Nollaig is one of Ireland’s most gifted musicians, with her own unique way of playing traditional Irish music on the fiddle and such an utterly distinctive sound that it would be impossible to mistake it for that of anyone else. This “sound” is so attractive to other musicians that there exists hardly any major Irish artist of the last twenty years with whom she has not worked.
Her powerful presence graced Dónal Lunny’s ground-breaking band Coolfin, of which she was a founder member and with whom she had a busy international touring schedule. One highlight was their performance in a special concert celebrating the Irish roots of American country music for Island: A Festival of the Arts in Ireland held at the John F. Kennedy Centre in Washington DC which was broadcast coast to coast on network television: they shared the stage with Ricky Skaggs, Emmy Lou Harris and Steve Earle. Nollaig’s been working with Dónal off and on for over twenty years: she joined the legendary band Planxty (of which he was a founder member) in 1980, touring all over Europe with them and has been involved in a large number of Dónal’s projects in the intervening years.
Nollaig’s prodigious technique and her unique ability to play both classical and traditional music with equal proficiency, coupled with her exceptional expressive gifts has inspired a number of composers to write orchestral pieces for her. In 2003 she performed in front of millions as soloist with the RTE Concert Orchestra in a work by Shaun Davey commissioned by the Special Olympics held in Dublin. With the same orchestra she performed a piece by Dónal Lunny, commissioned in 1997 to commemorate the 150th anniversary of the Great Irish Famine, on several occasions, most recently at Expo 2000 in Hanover. In 1999 she gave the first performance in New York of a Concerto for Violin and Irish Fiddle by Evan Chambers, which had been commissioned by the Albany Symphony Orchestra.

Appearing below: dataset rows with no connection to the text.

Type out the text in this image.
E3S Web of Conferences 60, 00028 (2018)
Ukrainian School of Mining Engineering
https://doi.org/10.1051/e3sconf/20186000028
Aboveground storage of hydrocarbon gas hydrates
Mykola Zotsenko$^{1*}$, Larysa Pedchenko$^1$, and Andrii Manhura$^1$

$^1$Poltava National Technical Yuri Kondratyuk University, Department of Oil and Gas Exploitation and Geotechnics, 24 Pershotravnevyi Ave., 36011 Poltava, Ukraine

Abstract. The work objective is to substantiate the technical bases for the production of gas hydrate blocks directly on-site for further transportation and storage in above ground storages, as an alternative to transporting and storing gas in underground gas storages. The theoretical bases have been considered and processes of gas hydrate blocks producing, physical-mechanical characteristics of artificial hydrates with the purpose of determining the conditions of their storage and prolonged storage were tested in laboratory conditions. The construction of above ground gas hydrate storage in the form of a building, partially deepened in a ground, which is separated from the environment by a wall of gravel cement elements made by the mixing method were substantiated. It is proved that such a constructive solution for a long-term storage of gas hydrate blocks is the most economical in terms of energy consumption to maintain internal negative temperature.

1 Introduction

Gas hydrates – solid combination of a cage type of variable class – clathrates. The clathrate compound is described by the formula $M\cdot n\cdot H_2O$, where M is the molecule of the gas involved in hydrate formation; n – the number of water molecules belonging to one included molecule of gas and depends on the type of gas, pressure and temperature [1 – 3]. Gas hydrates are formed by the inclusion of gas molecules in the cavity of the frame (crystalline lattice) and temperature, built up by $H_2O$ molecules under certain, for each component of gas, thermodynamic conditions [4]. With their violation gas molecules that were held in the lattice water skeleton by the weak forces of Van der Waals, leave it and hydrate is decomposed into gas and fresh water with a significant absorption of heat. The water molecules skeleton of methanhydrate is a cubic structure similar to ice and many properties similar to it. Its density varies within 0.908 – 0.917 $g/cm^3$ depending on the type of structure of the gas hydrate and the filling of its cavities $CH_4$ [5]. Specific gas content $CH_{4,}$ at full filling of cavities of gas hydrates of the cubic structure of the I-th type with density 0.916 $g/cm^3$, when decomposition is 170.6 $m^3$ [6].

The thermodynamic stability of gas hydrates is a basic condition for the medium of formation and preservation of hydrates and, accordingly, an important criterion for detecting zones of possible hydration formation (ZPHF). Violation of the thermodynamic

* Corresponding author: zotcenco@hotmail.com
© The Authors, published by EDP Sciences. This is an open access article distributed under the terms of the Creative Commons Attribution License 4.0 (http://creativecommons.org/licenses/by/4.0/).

She enjoys an unrivalled popularity among composers of film-music with an Irish tinge and has been the featured soloist on over twenty feature-films – most recently in Dancing at Lughnasa and Waking Ned. She was of course seen as well as heard world-wide in the 1992 Hear My Song (about the life of singer Josef Locke). She is herself a prolific composer, writing for Coolfin, television documentaries and for her own recording projects.
Nollaig has recorded and worked with Enya, Van Morrison, Sinéad O’Connor, Nanci Griffith, Ricky Skaggs, Rod Stewart, Dónal Lunny, Mary Black, Carlos Nuñez, Jim Rooney, Andy Irvine, Moving Hearts, The Indigo Girls, Spandau Ballet, Christy Moore, Liam O’Flynn, Dan ar Bras, Sharon Shannon, Maura O’Connell, Dick Gaughan, Paddy Keenan, Máirtín O’Connor and her sister, the innovative and influential harper Máire Ní Chathasaigh, among many others. She was a star performer in Dan ar Bras’ massively successful Héritage des Celtes project: both albums (released by Sony France) received Gold Discs in France and Héritage received the French equivalent of the Brit Awards. She has made two critically-acclaimed albums, Lead The Knave and Causeway with Arty McGlynn and her solo album The Music of What Happened will be released very soon.